Help from the international community has collapsed and a resumption of support is unlikely. The United Nations’ $2.4 billion food aid plan for the country is only 12 percent funded. Of the 9.5 million people that the World Food Program planned to support each month, only 1 million will be fed this year. The agency also noted that while they intended to start famine relief efforts in May, they were only able provide a limited response to 35 districts in 16 provinces in June due to a lack of resources. Additional health facility closures are also looming. The World Health Organization has warned that 80 percent of supported health services could shut down without fresh funding.
Not surprisingly, the Taliban have been slow to adapt. The government’s returnee camps were overwhelmed even before the recent wave of forced repatriations, providing only limited support to residents. Afghanistan was certainly not prepared for Iran to send 30,000 people across the border in a single day, as Tehran did in late June. Numbers appear to have fallen to about 10,000 a day, but most returnees lack homes, sufficient resources to purchase food, or a support network within Afghanistan. The wave of deportations has overwhelmed the limited health infrastructure at the returnee camps, leading to disease outbreaks. The government has established a small but growing number townships for returnees, but progress has been slow.
The food and water supply problem will worsen the country’s economic woes as agriculture is the primary driver of Afghanistan’s economy. The continued lack of adequate rainfall has undermined the traditional economic patterns in some rural areas. As farmers increasingly lack the funds to purchase supplies or buy goods for their families, shopkeepers and traders feel the pinch. The sheer scope of the deportations has also disrupted the flow of remittances to many families. Even the government has been forced to cut back, eliminating one fifth of civilian and military jobs.

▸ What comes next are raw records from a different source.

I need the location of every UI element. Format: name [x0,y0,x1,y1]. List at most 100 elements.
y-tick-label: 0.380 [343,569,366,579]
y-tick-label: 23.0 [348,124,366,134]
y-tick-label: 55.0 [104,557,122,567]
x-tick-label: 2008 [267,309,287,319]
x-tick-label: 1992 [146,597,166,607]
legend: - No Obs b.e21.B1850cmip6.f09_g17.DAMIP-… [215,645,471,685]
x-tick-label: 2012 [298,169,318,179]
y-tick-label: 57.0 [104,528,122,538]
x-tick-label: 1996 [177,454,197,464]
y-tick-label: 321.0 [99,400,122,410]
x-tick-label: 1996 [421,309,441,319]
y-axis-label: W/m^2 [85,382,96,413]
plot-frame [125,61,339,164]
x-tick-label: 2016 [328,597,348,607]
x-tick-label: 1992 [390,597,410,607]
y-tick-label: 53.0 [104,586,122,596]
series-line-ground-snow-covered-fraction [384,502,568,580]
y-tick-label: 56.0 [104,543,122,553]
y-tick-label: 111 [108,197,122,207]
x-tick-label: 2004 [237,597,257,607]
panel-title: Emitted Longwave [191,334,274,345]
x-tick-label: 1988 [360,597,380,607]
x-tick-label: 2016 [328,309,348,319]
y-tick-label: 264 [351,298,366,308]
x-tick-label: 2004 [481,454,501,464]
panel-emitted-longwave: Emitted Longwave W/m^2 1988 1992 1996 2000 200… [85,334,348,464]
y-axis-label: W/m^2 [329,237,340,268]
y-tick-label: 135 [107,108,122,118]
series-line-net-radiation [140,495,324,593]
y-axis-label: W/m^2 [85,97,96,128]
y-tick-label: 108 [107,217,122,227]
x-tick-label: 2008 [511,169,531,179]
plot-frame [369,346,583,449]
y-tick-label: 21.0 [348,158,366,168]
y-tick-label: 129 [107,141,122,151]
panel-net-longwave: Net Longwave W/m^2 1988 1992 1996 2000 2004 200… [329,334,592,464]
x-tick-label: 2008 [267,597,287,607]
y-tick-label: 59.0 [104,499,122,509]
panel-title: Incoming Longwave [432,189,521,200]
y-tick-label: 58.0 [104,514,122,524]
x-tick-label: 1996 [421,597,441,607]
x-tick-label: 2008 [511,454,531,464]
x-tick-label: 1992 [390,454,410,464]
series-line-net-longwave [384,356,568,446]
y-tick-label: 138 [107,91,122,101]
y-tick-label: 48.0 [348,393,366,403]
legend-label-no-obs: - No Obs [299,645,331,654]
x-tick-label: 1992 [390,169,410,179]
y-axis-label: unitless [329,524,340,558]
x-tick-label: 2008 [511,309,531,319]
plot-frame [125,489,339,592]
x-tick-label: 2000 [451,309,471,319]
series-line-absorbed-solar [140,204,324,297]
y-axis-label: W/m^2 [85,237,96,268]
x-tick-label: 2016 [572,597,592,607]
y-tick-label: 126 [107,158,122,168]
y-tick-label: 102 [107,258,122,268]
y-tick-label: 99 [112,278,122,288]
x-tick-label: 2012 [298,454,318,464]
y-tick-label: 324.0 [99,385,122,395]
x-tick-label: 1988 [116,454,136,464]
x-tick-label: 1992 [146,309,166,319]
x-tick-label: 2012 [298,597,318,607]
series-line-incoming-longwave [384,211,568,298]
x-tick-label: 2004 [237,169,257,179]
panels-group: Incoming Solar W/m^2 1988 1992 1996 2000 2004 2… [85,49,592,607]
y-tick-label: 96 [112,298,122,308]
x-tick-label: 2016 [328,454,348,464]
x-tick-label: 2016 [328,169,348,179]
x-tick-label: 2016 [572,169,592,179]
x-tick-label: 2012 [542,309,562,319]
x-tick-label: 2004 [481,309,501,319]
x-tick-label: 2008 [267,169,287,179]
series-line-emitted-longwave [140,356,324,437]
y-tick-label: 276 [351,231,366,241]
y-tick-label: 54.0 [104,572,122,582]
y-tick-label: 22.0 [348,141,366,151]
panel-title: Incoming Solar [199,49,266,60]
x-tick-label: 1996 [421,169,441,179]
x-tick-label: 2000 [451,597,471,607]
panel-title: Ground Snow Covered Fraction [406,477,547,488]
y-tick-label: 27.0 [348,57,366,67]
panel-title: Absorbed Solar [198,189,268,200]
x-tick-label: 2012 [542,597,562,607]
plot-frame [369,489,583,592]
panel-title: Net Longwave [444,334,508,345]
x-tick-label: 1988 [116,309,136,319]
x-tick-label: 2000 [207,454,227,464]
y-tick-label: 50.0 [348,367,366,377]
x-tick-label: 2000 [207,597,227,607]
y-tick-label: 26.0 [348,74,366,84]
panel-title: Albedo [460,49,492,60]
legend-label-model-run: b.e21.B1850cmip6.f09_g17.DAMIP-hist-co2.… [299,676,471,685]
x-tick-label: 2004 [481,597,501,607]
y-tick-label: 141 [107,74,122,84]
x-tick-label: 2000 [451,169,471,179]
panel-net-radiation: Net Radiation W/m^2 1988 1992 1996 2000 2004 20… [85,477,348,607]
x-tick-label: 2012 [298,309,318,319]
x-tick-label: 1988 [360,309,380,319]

All signs point to a worsening humanitarian crisis, barring a series of unlikely shifts by the Taliban, the international community, Iran, and Pakistan. Even if the international community provided an influx of cash and food to support the growing number of hungry in Afghanistan, it lacks the ability to address the climatological and political issues that underpin the crisis. Should Afghanistan’s neighbors stop the forced deportations, the Taliban lack the means and infrastructure to feed and support the returnees already in the country. Even if the Taliban were to quickly adjust and focus on humanitarian support, the country lacks the water resources and agricultural output to feed the population. Only collaboratively can the Taliban, their neighbors, and the international donor community provide even palliative care to the Afghan people.
Aid agencies have warned that as many as 3 million Afghans could be forced to return to the country this year. They will return to a country that is unprepared to support them and lacks meaningful support from the international community.